Dorinda shook her head. "There wasn't any such thing where I lived. We always nursed the sick at home. Great-grandfather was bedridden for years before his death, and my mother nursed him and did all the work too."

The woman looked at her with interest. "Well, that's the way you do in the country, of course," she replied, adding after a moment's hesitation, "You look pretty tired out. Would you like to come in and rest a few minutes? I was getting so low in my spirits a little while ago that I looked out to see if I couldn't find somebody to speak a few words to. When this sinking feeling comes on me in the afternoon, I don't like to be by myself. I thought a cup of tea might help me. They haven't let me touch beer since I went to the hospital, so I'd just put the kettle on to boil. It ought to be ready about now, and a bite of something might pick you up as well as me. My mother came from England and she was always a great one for a cup of tea. 'Put the kettle on,' she used to say, 'I'm feeling low in my spirits.' Day or night it didn't make any difference. Whenever she felt herself getting low she used to have her tea."

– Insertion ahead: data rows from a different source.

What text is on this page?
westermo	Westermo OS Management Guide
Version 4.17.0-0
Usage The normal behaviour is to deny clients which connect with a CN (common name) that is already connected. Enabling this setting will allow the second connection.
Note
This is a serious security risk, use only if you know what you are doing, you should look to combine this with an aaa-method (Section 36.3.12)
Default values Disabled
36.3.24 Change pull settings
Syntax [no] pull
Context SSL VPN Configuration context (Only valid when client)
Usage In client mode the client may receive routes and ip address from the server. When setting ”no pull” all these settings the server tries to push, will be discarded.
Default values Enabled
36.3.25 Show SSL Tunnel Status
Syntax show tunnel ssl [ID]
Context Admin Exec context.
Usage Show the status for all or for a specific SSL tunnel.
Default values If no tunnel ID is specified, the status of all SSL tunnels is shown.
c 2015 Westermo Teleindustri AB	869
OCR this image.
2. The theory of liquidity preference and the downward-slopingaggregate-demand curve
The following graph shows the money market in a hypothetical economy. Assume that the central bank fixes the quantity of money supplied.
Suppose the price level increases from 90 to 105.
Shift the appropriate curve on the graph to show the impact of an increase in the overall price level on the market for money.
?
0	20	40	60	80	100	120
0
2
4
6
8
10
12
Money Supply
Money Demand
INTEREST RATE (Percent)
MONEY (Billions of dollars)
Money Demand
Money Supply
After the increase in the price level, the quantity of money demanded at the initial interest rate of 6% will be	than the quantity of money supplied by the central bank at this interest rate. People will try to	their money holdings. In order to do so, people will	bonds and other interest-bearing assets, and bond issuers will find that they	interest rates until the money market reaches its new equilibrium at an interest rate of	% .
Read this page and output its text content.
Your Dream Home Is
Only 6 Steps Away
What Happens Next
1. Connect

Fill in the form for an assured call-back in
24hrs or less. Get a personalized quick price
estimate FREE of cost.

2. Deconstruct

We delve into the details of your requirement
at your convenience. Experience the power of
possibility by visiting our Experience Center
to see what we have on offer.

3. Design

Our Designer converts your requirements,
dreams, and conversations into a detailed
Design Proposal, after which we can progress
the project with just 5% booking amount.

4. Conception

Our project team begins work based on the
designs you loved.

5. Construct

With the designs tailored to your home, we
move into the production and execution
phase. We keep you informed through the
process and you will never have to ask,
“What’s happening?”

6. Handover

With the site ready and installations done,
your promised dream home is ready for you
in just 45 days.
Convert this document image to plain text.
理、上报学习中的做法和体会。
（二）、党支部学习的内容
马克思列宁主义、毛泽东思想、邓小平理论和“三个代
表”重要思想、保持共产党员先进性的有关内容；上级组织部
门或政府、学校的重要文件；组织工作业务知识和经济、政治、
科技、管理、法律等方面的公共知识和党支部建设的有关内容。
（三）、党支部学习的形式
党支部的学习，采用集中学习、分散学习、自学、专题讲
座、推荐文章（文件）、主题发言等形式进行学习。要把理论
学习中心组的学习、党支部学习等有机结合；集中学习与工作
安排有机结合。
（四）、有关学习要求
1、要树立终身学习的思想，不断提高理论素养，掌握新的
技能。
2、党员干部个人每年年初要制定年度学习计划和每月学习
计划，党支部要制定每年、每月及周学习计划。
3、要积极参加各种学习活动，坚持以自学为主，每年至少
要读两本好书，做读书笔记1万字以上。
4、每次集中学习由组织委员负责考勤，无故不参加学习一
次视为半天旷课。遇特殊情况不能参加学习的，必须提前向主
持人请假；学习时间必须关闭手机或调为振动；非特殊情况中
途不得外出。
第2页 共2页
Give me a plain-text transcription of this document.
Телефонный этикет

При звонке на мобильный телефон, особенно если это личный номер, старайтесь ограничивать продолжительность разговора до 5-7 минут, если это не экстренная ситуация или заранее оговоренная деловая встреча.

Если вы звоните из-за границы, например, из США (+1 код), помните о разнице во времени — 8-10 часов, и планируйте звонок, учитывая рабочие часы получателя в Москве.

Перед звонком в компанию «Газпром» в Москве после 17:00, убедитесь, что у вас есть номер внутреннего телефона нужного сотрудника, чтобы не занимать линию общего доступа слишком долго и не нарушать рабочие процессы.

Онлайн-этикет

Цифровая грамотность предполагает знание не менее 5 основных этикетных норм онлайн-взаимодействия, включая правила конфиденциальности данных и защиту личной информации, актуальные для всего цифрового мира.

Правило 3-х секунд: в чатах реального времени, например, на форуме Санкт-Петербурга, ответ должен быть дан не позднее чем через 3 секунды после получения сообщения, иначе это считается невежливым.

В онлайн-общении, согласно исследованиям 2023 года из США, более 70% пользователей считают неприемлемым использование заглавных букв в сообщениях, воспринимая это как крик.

She led the way, the cat following, through the shop to a corner at the back, where she could still watch the door and the pavement. Here a kettle was humming on a small gas-stove; and a quaint little table, with a red damask cloth over it, was laid for tea. There were cups and saucers, a tea-set, and a wooden caddy with a castle painted on the side. "It looks old-fashioned, I know, but we are old-fashioned folks, and my husband sometimes says that we haven't got any business in the progressive 'nineties. Everything's too advanced for us now, even religion. I guess it's living so much with old furniture and things that were made in the last century."